In Re Hogan; Ex parte West Australian Newspapers,[20] a magistrate had made a non-publication order suppressing the names of several very young children who were said to have been the victims of crime. Two carers at a childcare centre had been charged with assaulting the children by tying their legs together. A newspaper company asserted that the suppression order infringed the principle of open justice. The challenge was dismissed by a Judge of the Supreme Court of Western Australia and, on appeal, by the Court of Appeal. McLure P delivered the leading judgment. Her Honour noted certain provisions of Western Australian statutory law which, to an extent, protected the interests of victims of crime generally and the interests of children involved in litigation generally. Not all of those provisions have Victorian equivalents. However it is worth noting that her Honour said:
Courts in this jurisdiction routinely protect the identities of victims of sexual offences. Moreover, there is a similar strong public interest in protecting the identity of children who are victims of crime.[21]
[20][2009] WASCA 221.
[21][2009] WASCA 221 [41].
I do not suggest that this Court should create a new, non-statutory category of automatic reporting restrictions in relation to child victims of crime or in relation to family violence or children generally.[22] However it seems to me that the cases to which I have referred support the view that the tender age of the proposed plaintiffs in this case is a matter that could legitimately be weighed in the scales in their favour in determining whether or not to make the pseudonym orders sought.

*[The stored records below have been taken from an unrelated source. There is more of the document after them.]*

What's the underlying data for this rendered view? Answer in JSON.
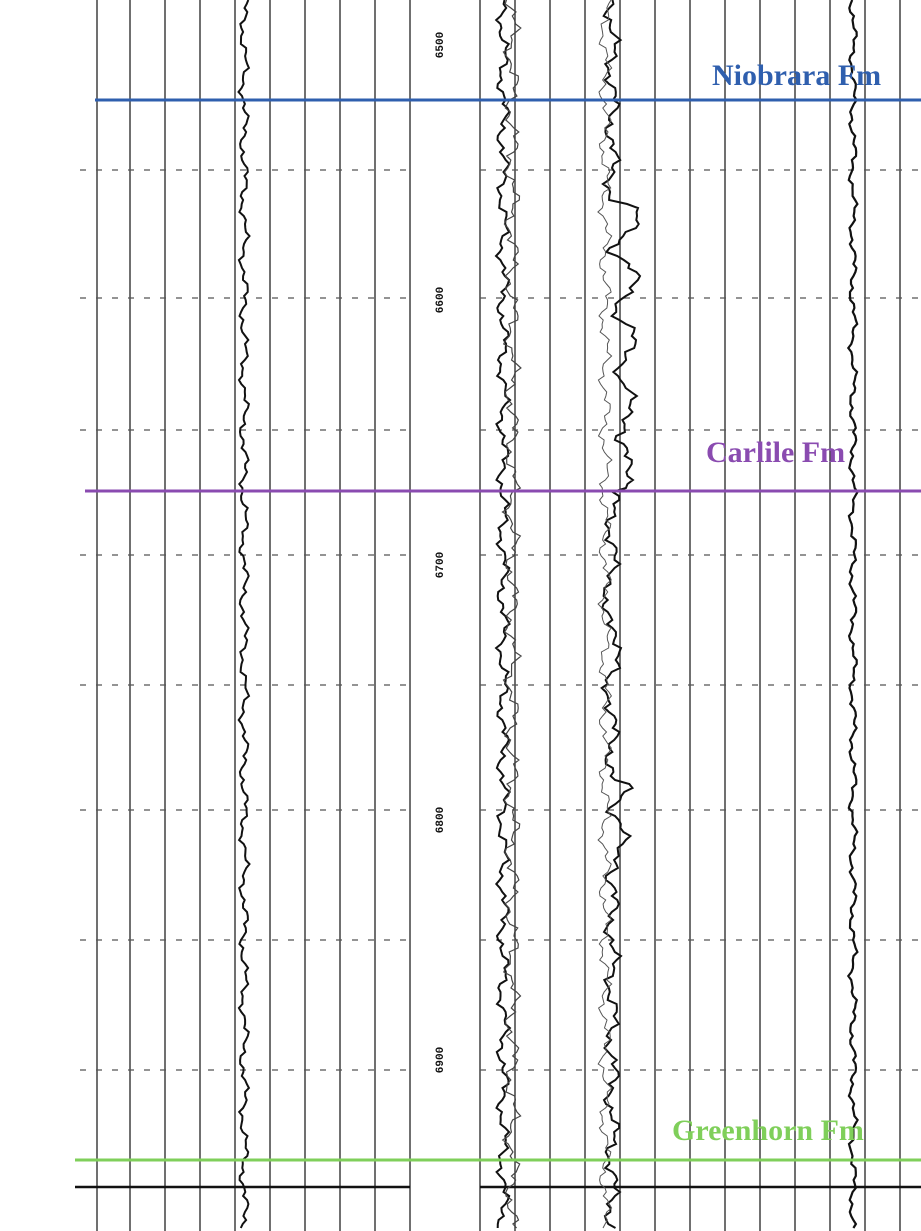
{
  "formation_tops": [
    {
      "label": "Niobrara Fm",
      "color": "#2f5fae"
    },
    {
      "label": "Carlile Fm",
      "color": "#8a4bb0"
    },
    {
      "label": "Greenhorn Fm",
      "color": "#7fcf5a"
    }
  ],
  "depth_labels": [
    "6500",
    "6600",
    "6700",
    "6800",
    "6900"
  ]
}
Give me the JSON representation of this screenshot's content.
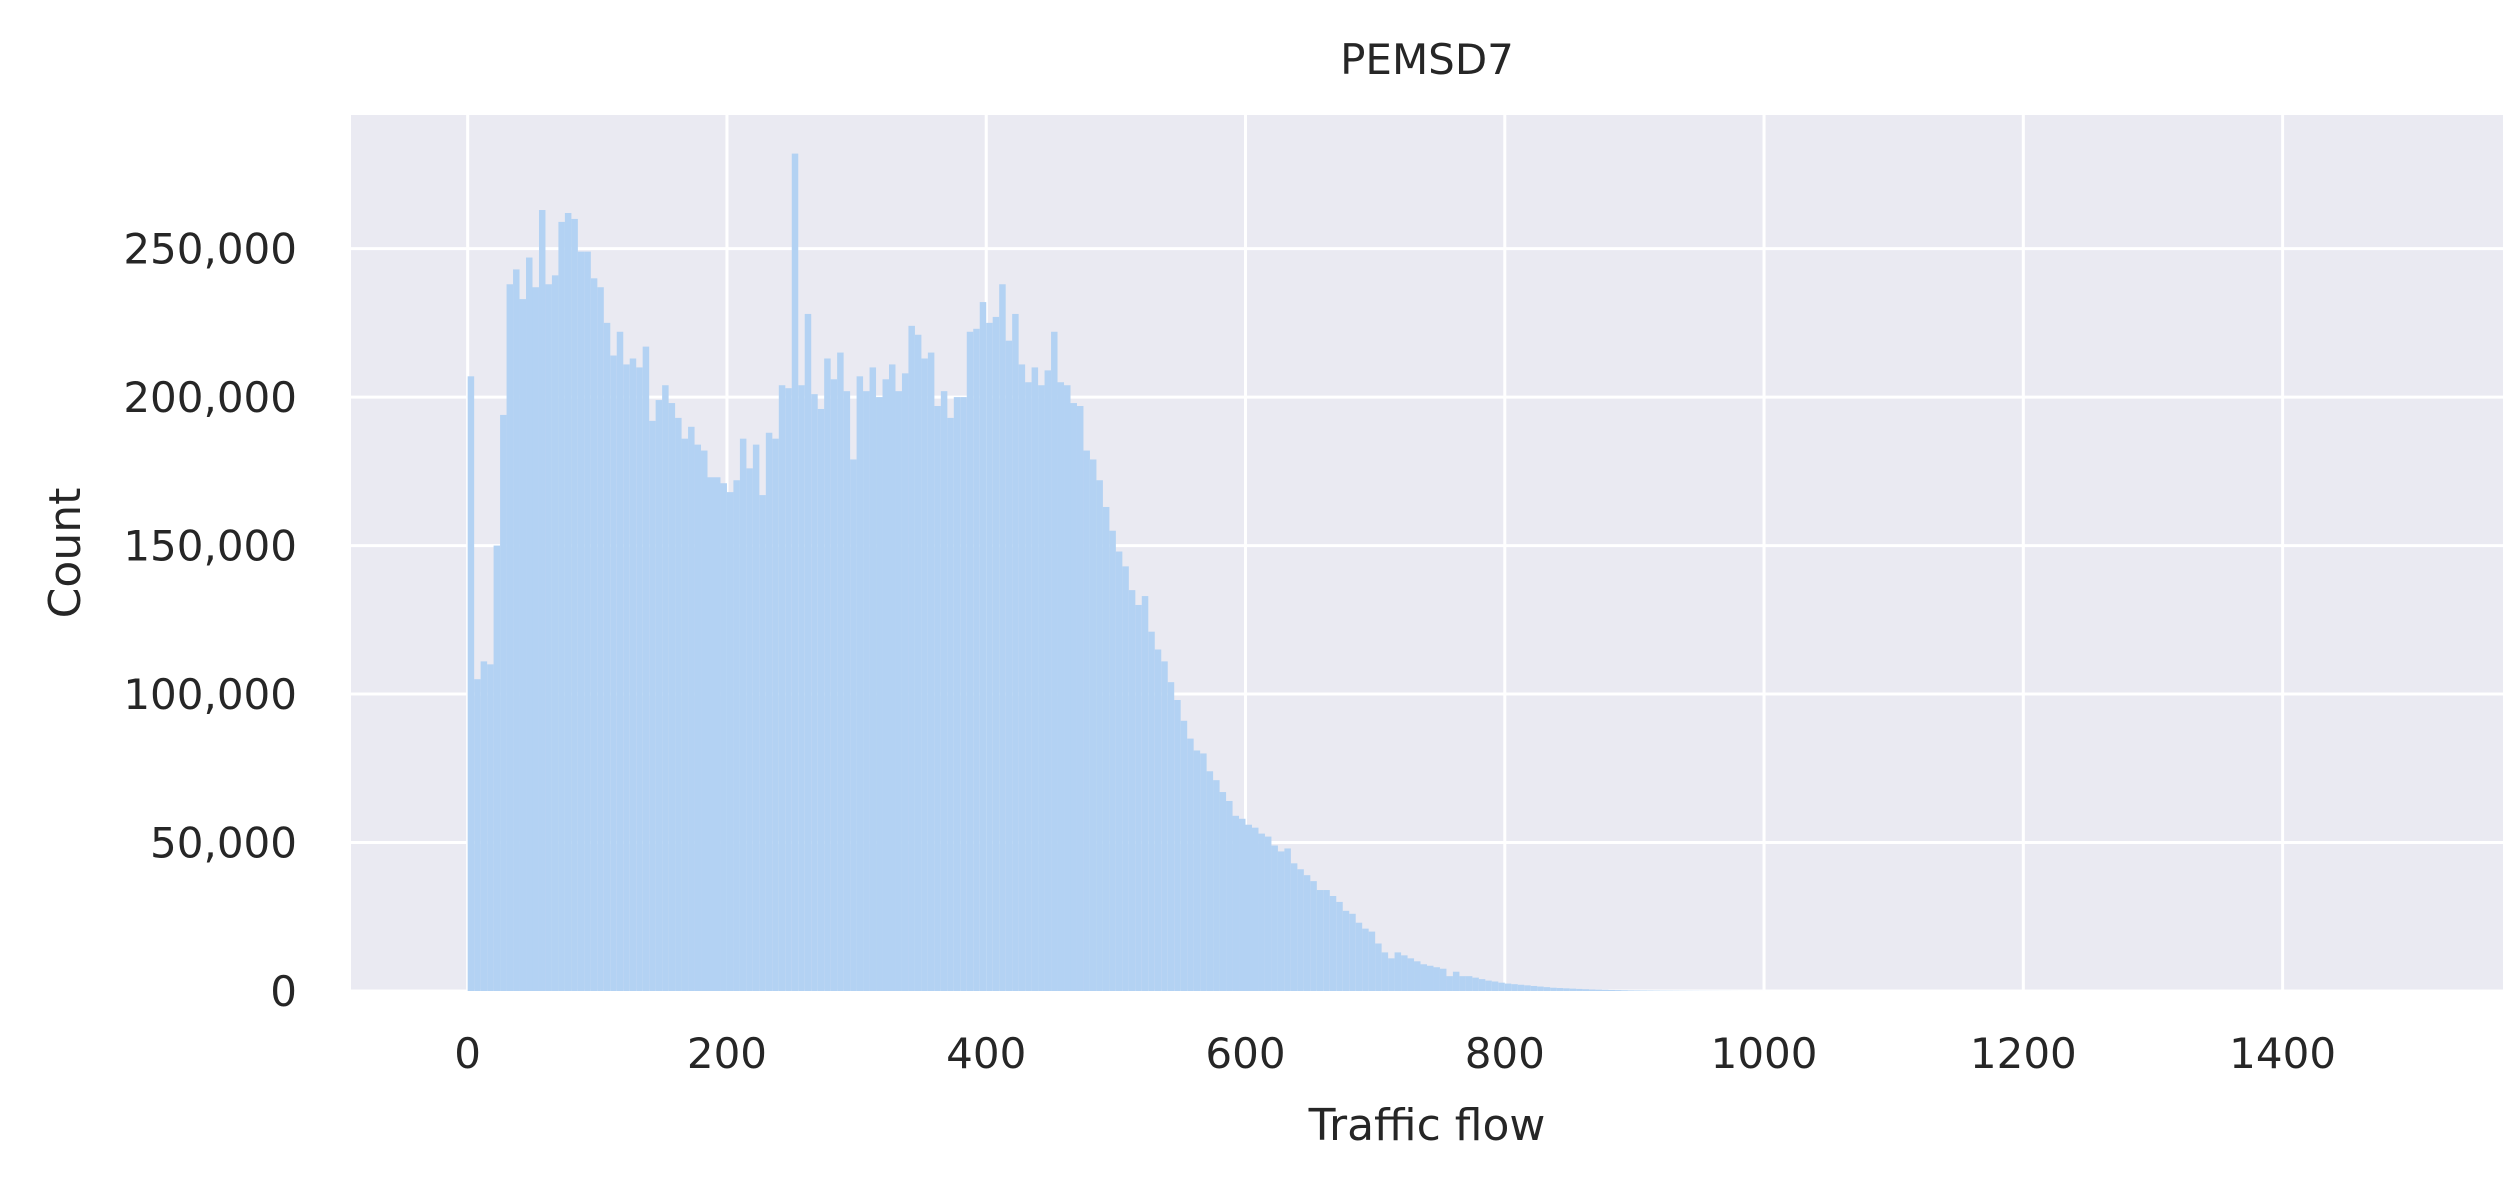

[22]Nor did Bell J so suggest: see AA v BB [2013] VSC 120 [192]. See also In re S (A Child) (Identification: Restrictions on Publication) [2005] 1 AC 593, 604-605, 607-608.
In any event, as already indicated, the allegation that JJJ was sexually assaulted constitutes in its own right a significant factor in favour of making (both of) the pseudonym orders sought.[23]
[23]ABC v DI [2007] VSC 480 [44]; PPP v QQQ [2011] VSC 186 [33].
Finally, I would mention the limited effect of the orders I have made. They may have little or no additional impact at all. To the extent that s 4 of the Judicial Proceedings Reports Act 1958 was applicable to the criminal proceedings in the County Court, it may still operate, in effect, to preclude the publication of any information that would tend to identify JJJ in connection with the alleged sexual assaults. Further, the effects of the orders I have made are not irreversible. The orders contain express provision for applications to be made for orders to remove ongoing protection in relation to the identities of the children.
For these reasons, I was satisfied that the orders made were necessary in order not to prejudice the administration of justice and, indeed, necessary in the interests of justice.